How do you gate it in CI?
Treat groundedness like a unit test on your retrieval pipeline. Any change to prompts, model version, chunking strategy, embedding model, or retrieval config triggers a run against the golden set; a regression past your threshold blocks the merge. Track groundedness and abstention rate as separate lines over time — a rise in groundedness paired with a collapse in abstention usually means the agent got more cautious about wording, not more honest.
Related
- How to test RAG agent abstention — the other half of the same problem.
- How to measure citation accuracy — the pointer-level metric that pairs with groundedness.
- RAG groundedness benchmark — how these evals score against known-good, broken, and sabotaged reference agents.
- General-knowledge RAG groundedness pack · Medical · Legal
- Capability packs — the full category.
FAQ
Groundedness measures whether every claim in an answer is supported by the retrieved source documents.
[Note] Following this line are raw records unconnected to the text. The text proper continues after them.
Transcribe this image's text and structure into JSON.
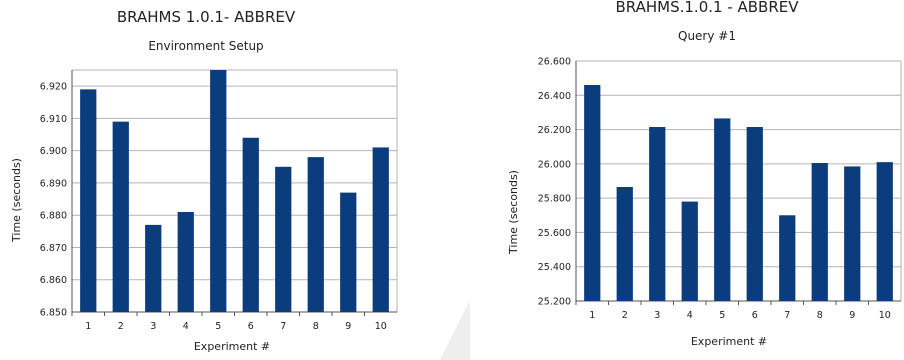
{
  "chart_data": [
    {
      "type": "bar",
      "title": "BRAHMS 1.0.1- ABBREV",
      "subtitle": "Environment Setup",
      "xlabel": "Experiment #",
      "ylabel": "Time (seconds)",
      "categories": [
        "1",
        "2",
        "3",
        "4",
        "5",
        "6",
        "7",
        "8",
        "9",
        "10"
      ],
      "values": [
        6.919,
        6.909,
        6.877,
        6.881,
        6.925,
        6.904,
        6.895,
        6.898,
        6.887,
        6.901
      ],
      "yticks": [
        "6.850",
        "6.860",
        "6.870",
        "6.880",
        "6.890",
        "6.900",
        "6.910",
        "6.920"
      ],
      "ylim": [
        6.85,
        6.925
      ],
      "grid": true,
      "bar_color": "#0b3d7e"
    },
    {
      "type": "bar",
      "title": "BRAHMS.1.0.1 - ABBREV",
      "subtitle": "Query #1",
      "xlabel": "Experiment #",
      "ylabel": "Time (seconds)",
      "categories": [
        "1",
        "2",
        "3",
        "4",
        "5",
        "6",
        "7",
        "8",
        "9",
        "10"
      ],
      "values": [
        26.46,
        25.865,
        26.215,
        25.78,
        26.265,
        26.215,
        25.7,
        26.005,
        25.985,
        26.01
      ],
      "yticks": [
        "25.200",
        "25.400",
        "25.600",
        "25.800",
        "26.000",
        "26.200",
        "26.400",
        "26.600"
      ],
      "ylim": [
        25.2,
        26.6
      ],
      "grid": true,
      "bar_color": "#0b3d7e"
    }
  ]
}
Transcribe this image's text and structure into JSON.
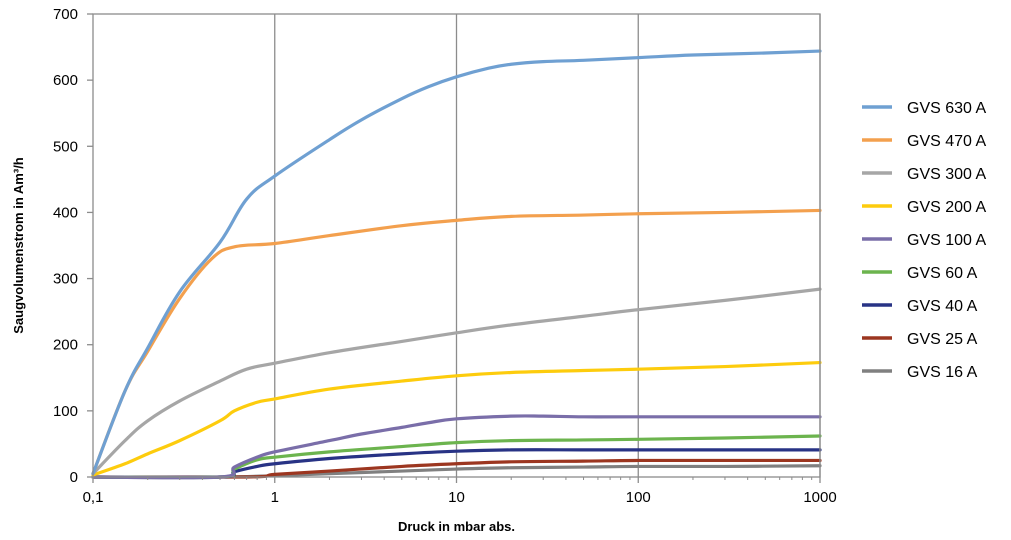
{
  "chart_data": {
    "type": "line",
    "xlabel": "Druck in mbar abs.",
    "ylabel": "Saugvolumenstrom in Am³/h",
    "x_scale": "log",
    "xlim": [
      0.1,
      1000
    ],
    "ylim": [
      0,
      700
    ],
    "x_ticks": [
      0.1,
      1,
      10,
      100,
      1000
    ],
    "x_tick_labels": [
      "0,1",
      "1",
      "10",
      "100",
      "1000"
    ],
    "y_ticks": [
      0,
      100,
      200,
      300,
      400,
      500,
      600,
      700
    ],
    "y_tick_labels": [
      "0",
      "100",
      "200",
      "300",
      "400",
      "500",
      "600",
      "700"
    ],
    "grid": "vertical",
    "legend_position": "right",
    "series": [
      {
        "name": "GVS 630 A",
        "color": "#6fa0d2",
        "points": [
          [
            0.1,
            5
          ],
          [
            0.15,
            130
          ],
          [
            0.2,
            195
          ],
          [
            0.3,
            280
          ],
          [
            0.5,
            355
          ],
          [
            0.7,
            420
          ],
          [
            1,
            455
          ],
          [
            2,
            510
          ],
          [
            3,
            540
          ],
          [
            5,
            572
          ],
          [
            7,
            590
          ],
          [
            10,
            605
          ],
          [
            15,
            618
          ],
          [
            20,
            624
          ],
          [
            30,
            628
          ],
          [
            50,
            630
          ],
          [
            100,
            634
          ],
          [
            200,
            638
          ],
          [
            500,
            641
          ],
          [
            1000,
            644
          ]
        ]
      },
      {
        "name": "GVS 470 A",
        "color": "#f3a04e",
        "points": [
          [
            0.1,
            5
          ],
          [
            0.15,
            130
          ],
          [
            0.2,
            190
          ],
          [
            0.3,
            270
          ],
          [
            0.45,
            330
          ],
          [
            0.6,
            348
          ],
          [
            1,
            353
          ],
          [
            2,
            365
          ],
          [
            5,
            380
          ],
          [
            10,
            388
          ],
          [
            20,
            394
          ],
          [
            50,
            396
          ],
          [
            100,
            398
          ],
          [
            300,
            400
          ],
          [
            1000,
            403
          ]
        ]
      },
      {
        "name": "GVS 300 A",
        "color": "#a6a6a6",
        "points": [
          [
            0.1,
            5
          ],
          [
            0.15,
            55
          ],
          [
            0.2,
            85
          ],
          [
            0.3,
            115
          ],
          [
            0.5,
            145
          ],
          [
            0.7,
            163
          ],
          [
            1,
            172
          ],
          [
            2,
            188
          ],
          [
            5,
            205
          ],
          [
            10,
            218
          ],
          [
            20,
            230
          ],
          [
            50,
            243
          ],
          [
            100,
            253
          ],
          [
            300,
            267
          ],
          [
            1000,
            284
          ]
        ]
      },
      {
        "name": "GVS 200 A",
        "color": "#fdcc0d",
        "points": [
          [
            0.1,
            3
          ],
          [
            0.15,
            20
          ],
          [
            0.2,
            35
          ],
          [
            0.3,
            55
          ],
          [
            0.5,
            85
          ],
          [
            0.6,
            100
          ],
          [
            0.8,
            113
          ],
          [
            1,
            118
          ],
          [
            2,
            133
          ],
          [
            5,
            145
          ],
          [
            10,
            153
          ],
          [
            20,
            158
          ],
          [
            50,
            161
          ],
          [
            100,
            163
          ],
          [
            300,
            167
          ],
          [
            1000,
            173
          ]
        ]
      },
      {
        "name": "GVS 100 A",
        "color": "#7a6ea9",
        "points": [
          [
            0.1,
            0
          ],
          [
            0.5,
            0
          ],
          [
            0.6,
            15
          ],
          [
            0.8,
            30
          ],
          [
            1,
            38
          ],
          [
            2,
            55
          ],
          [
            3,
            65
          ],
          [
            5,
            75
          ],
          [
            7,
            82
          ],
          [
            10,
            88
          ],
          [
            20,
            92
          ],
          [
            30,
            92
          ],
          [
            50,
            91
          ],
          [
            100,
            91
          ],
          [
            300,
            91
          ],
          [
            1000,
            91
          ]
        ]
      },
      {
        "name": "GVS 60 A",
        "color": "#6cb44e",
        "points": [
          [
            0.1,
            0
          ],
          [
            0.5,
            0
          ],
          [
            0.6,
            12
          ],
          [
            0.8,
            26
          ],
          [
            1,
            30
          ],
          [
            2,
            38
          ],
          [
            5,
            46
          ],
          [
            10,
            52
          ],
          [
            20,
            55
          ],
          [
            50,
            56
          ],
          [
            100,
            57
          ],
          [
            300,
            59
          ],
          [
            1000,
            62
          ]
        ]
      },
      {
        "name": "GVS 40 A",
        "color": "#283385",
        "points": [
          [
            0.1,
            0
          ],
          [
            0.5,
            0
          ],
          [
            0.6,
            8
          ],
          [
            0.8,
            16
          ],
          [
            1,
            20
          ],
          [
            2,
            28
          ],
          [
            5,
            35
          ],
          [
            10,
            39
          ],
          [
            20,
            41
          ],
          [
            50,
            41
          ],
          [
            100,
            41
          ],
          [
            1000,
            41
          ]
        ]
      },
      {
        "name": "GVS 25 A",
        "color": "#9c3620",
        "points": [
          [
            0.1,
            0
          ],
          [
            0.7,
            0
          ],
          [
            1,
            4
          ],
          [
            2,
            9
          ],
          [
            5,
            16
          ],
          [
            10,
            20
          ],
          [
            20,
            23
          ],
          [
            50,
            24
          ],
          [
            100,
            25
          ],
          [
            300,
            25
          ],
          [
            1000,
            25
          ]
        ]
      },
      {
        "name": "GVS 16 A",
        "color": "#808080",
        "points": [
          [
            0.1,
            0
          ],
          [
            0.5,
            0
          ],
          [
            1,
            2
          ],
          [
            2,
            5
          ],
          [
            5,
            9
          ],
          [
            10,
            12
          ],
          [
            20,
            14
          ],
          [
            50,
            15
          ],
          [
            100,
            16
          ],
          [
            300,
            16
          ],
          [
            1000,
            17
          ]
        ]
      }
    ]
  }
}
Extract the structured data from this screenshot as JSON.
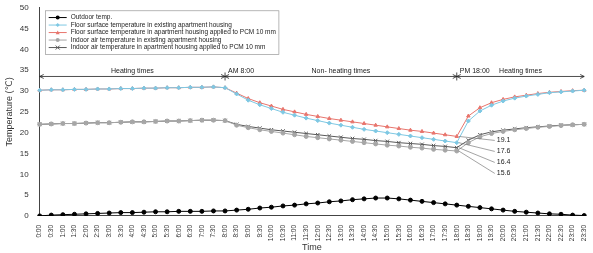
{
  "chart_data": {
    "type": "line",
    "x_label": "Time",
    "y_label": "Temperature (℃)",
    "categories": [
      "0:00",
      "0:30",
      "1:00",
      "1:30",
      "2:00",
      "2:30",
      "3:00",
      "3:30",
      "4:00",
      "4:30",
      "5:00",
      "5:30",
      "6:00",
      "6:30",
      "7:00",
      "7:30",
      "8:00",
      "8:30",
      "9:00",
      "9:30",
      "10:00",
      "10:30",
      "11:00",
      "11:30",
      "12:00",
      "12:30",
      "13:00",
      "13:30",
      "14:00",
      "14:30",
      "15:00",
      "15:30",
      "16:00",
      "16:30",
      "17:00",
      "17:30",
      "18:00",
      "18:30",
      "19:00",
      "19:30",
      "20:00",
      "20:30",
      "21:00",
      "21:30",
      "22:00",
      "22:30",
      "23:00",
      "23:30"
    ],
    "series": [
      {
        "name": "Outdoor temp.",
        "color": "#000000",
        "marker": "circle",
        "line_style": "solid",
        "values": [
          0.0,
          0.2,
          0.3,
          0.4,
          0.5,
          0.6,
          0.7,
          0.8,
          0.8,
          0.9,
          1.0,
          1.0,
          1.1,
          1.1,
          1.1,
          1.2,
          1.2,
          1.4,
          1.6,
          1.9,
          2.1,
          2.4,
          2.6,
          2.9,
          3.1,
          3.4,
          3.6,
          3.9,
          4.1,
          4.3,
          4.3,
          4.1,
          3.8,
          3.5,
          3.2,
          2.9,
          2.6,
          2.3,
          2.0,
          1.7,
          1.4,
          1.1,
          0.9,
          0.7,
          0.5,
          0.4,
          0.2,
          0.1
        ]
      },
      {
        "name": "Floor surface temperature in existing apartment housing",
        "color": "#7ec8e3",
        "marker": "diamond",
        "line_style": "solid",
        "values": [
          30.2,
          30.3,
          30.3,
          30.4,
          30.4,
          30.5,
          30.5,
          30.6,
          30.6,
          30.7,
          30.7,
          30.8,
          30.8,
          30.9,
          30.9,
          31.0,
          30.8,
          29.3,
          27.8,
          26.7,
          25.8,
          24.9,
          24.2,
          23.5,
          22.9,
          22.3,
          21.8,
          21.3,
          20.8,
          20.4,
          20.0,
          19.6,
          19.2,
          18.8,
          18.4,
          18.0,
          17.6,
          22.8,
          25.2,
          26.6,
          27.6,
          28.3,
          28.8,
          29.2,
          29.6,
          29.8,
          30.0,
          30.2
        ]
      },
      {
        "name": "Floor surface temperature in apartment housing applied to PCM 10 mm",
        "color": "#e8756d",
        "marker": "triangle",
        "line_style": "solid",
        "values": [
          30.2,
          30.3,
          30.3,
          30.4,
          30.4,
          30.5,
          30.5,
          30.6,
          30.6,
          30.7,
          30.7,
          30.8,
          30.8,
          30.9,
          30.9,
          31.0,
          30.8,
          29.5,
          28.2,
          27.2,
          26.4,
          25.6,
          25.0,
          24.4,
          23.9,
          23.4,
          23.0,
          22.6,
          22.2,
          21.8,
          21.4,
          21.0,
          20.6,
          20.3,
          19.9,
          19.5,
          19.1,
          24.0,
          26.0,
          27.2,
          28.0,
          28.6,
          29.0,
          29.4,
          29.7,
          29.9,
          30.1,
          30.2
        ]
      },
      {
        "name": "Indoor air temperature in existing apartment housing",
        "color": "#a6a6a6",
        "marker": "circle",
        "line_style": "solid",
        "values": [
          22.0,
          22.1,
          22.2,
          22.2,
          22.3,
          22.4,
          22.4,
          22.5,
          22.6,
          22.6,
          22.7,
          22.8,
          22.8,
          22.9,
          23.0,
          23.0,
          22.9,
          21.8,
          21.2,
          20.7,
          20.3,
          19.9,
          19.5,
          19.1,
          18.8,
          18.5,
          18.2,
          17.9,
          17.6,
          17.3,
          17.0,
          16.8,
          16.5,
          16.3,
          16.0,
          15.8,
          15.6,
          17.6,
          19.0,
          19.8,
          20.3,
          20.7,
          21.0,
          21.3,
          21.5,
          21.7,
          21.9,
          22.0
        ]
      },
      {
        "name": "Indoor air temperature in apartment housing applied to PCM 10 mm",
        "color": "#595959",
        "marker": "cross",
        "line_style": "solid",
        "values": [
          22.0,
          22.1,
          22.2,
          22.2,
          22.3,
          22.4,
          22.4,
          22.5,
          22.6,
          22.6,
          22.7,
          22.8,
          22.8,
          22.9,
          23.0,
          23.0,
          22.9,
          22.0,
          21.5,
          21.1,
          20.7,
          20.4,
          20.1,
          19.8,
          19.5,
          19.2,
          18.9,
          18.6,
          18.4,
          18.1,
          17.9,
          17.6,
          17.4,
          17.2,
          16.9,
          16.7,
          16.4,
          18.2,
          19.5,
          20.2,
          20.6,
          20.9,
          21.2,
          21.4,
          21.6,
          21.8,
          21.9,
          22.0
        ]
      }
    ],
    "ylim": [
      0,
      50
    ],
    "yticks": [
      0,
      5,
      10,
      15,
      20,
      25,
      30,
      35,
      40,
      45,
      50
    ],
    "grid": false,
    "legend": "upper left",
    "periods": [
      {
        "label": "Heating times",
        "start": "0:00",
        "end": "8:00"
      },
      {
        "label": "Non- heating times",
        "start": "8:00",
        "end": "18:00"
      },
      {
        "label": "Heating times",
        "start": "18:00",
        "end": "23:30"
      }
    ],
    "markers": [
      {
        "label": "AM 8:00",
        "x": "8:00"
      },
      {
        "label": "PM 18:00",
        "x": "18:00"
      }
    ],
    "callouts": [
      {
        "x": "18:00",
        "value": 19.1
      },
      {
        "x": "18:00",
        "value": 17.6
      },
      {
        "x": "18:00",
        "value": 16.4
      },
      {
        "x": "18:00",
        "value": 15.6
      }
    ]
  }
}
An answer can be fluent, relevant, and still ungrounded if it asserts things the sources never said.
Decompose the answer into atomic claims, then verify each claim against the retrieved context and score the proportion that is supported. Claim-level scoring localises the failure; a single answer-level pass/fail hides which sentence fabricated.
Groundedness asks whether the answer is supported by the sources. Answer relevance asks whether it addresses the question. An answer can be perfectly grounded and useless, or highly relevant and fabricated — you need both metrics.
Yes. In high-stakes domains, abstaining is the correct behaviour when retrieval returns nothing useful. Include no-evidence cases in your eval set and score abstention explicitly, or you reward confident guessing.
No, and separating them matters. If retrieval returned the wrong documents, the generator may be perfectly grounded in bad context. Measure retrieval quality and groundedness separately or you will fix the wrong component.
Yes. Gate every change to prompts, models, chunking, or retrieval config against a golden set, and block merges that regress past your threshold. Keep the case set private so it does not decay through public CI logs.